How accurate are body composition analyzers?
A body composition analyzer can provide you with results for body water, fat, muscle, and more! But how do you know results are accurate?
For weight scales, it's relatively straightforward! When professionally trained technicians conduct calibration/inspection of weight accuracy, they use "known weights" that have been certified by accredited laboratories, and confirm if the scale returns the weight result it should. For example, if you place a known weight of 20 kg on the scale, then it should display a weight of 20 kg. If the results are clearly inaccurate, then you know it requires calibration.
For body composition, it's a bit more complicated! First of all, unlike for weight, there is no easily referenced "truth" you can compare your results to in order to confirm accuracy. Various different methods of assessing body composition, such as Dual-Energy X-Ray Absorptiometry (DXA), Underwater Weighing, Air Displacement Plethysmography, Magnetic Resonance Imaging (MRI), Computed Tomography (CT), and Bioelectrical Impedance Analysis (BIA) are all forms of calculation/estimation.
Among these methods, several have been accepted as "gold standards". While methods such as MRI or CT are also used, DXA is one of the most common methods used for comparison, which is why the vast majority of validation studies will compare BIA with DXA to determine how similar the results are.
By comparing a device's results to that measured by a "gold standard", you can determine how "accurate" your device is - the more similar the results, the better. This is done via statistical analysis - generally, via (1) Level of Correlation, and (2) Limit of Agreement.
Level of Correlation
This tells you how closely related results from two devices are, and in this case, a higher level of correlation (known as "r" value) is desired (since you're trying to replicate the "gold standard"). So for example, on a validation study, you may see that a BIA device's fat percentage result had a r=0.96 correlation with DXA's fat percentage results, which means the two results are highly correlated.
Limit of Agreement (LoA)
This is similar to Standard Deviation, and the purpose is to determine how close a result will be to the "gold standard", on average. A larger Limit of Agreement means that results are more likely to deviate farther from the "gold standard", so the smaller the better.
These are the key points to look for in a validation study.
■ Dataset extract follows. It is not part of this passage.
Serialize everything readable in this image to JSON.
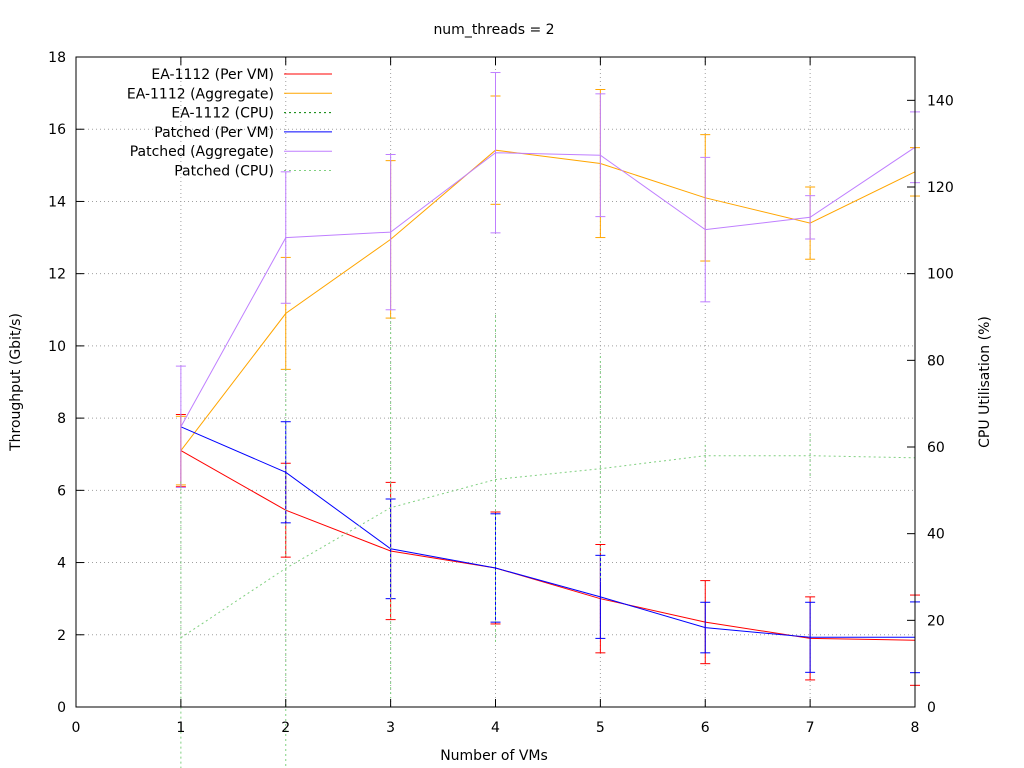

That said, although the natural inclination may be to find a simple answer, such as "Charder's devices have a r=0.96 correlation with DXA", this isn't necessarily the complete story. A device may show good results in one study, with high correlation and low LoA. But if all the subjects in the study were men, do we know for certain that women would receive equally accurate results? If the subjects all had normal BMI values, is it a given that results would be equally accurate for subjects with high BMI?
Unlike weight measurement, which is more or less "settled" with a "100% correct answer", body composition is an ongoing science where researchers are still constantly improving algorithms and accuracy. While it's important to validate and confirm the accuracy of a device by comparison with a "gold standard", it's perhaps just as important for scientists to continuously work to improve calculation algorithms, providing increasingly accurate results through constant research.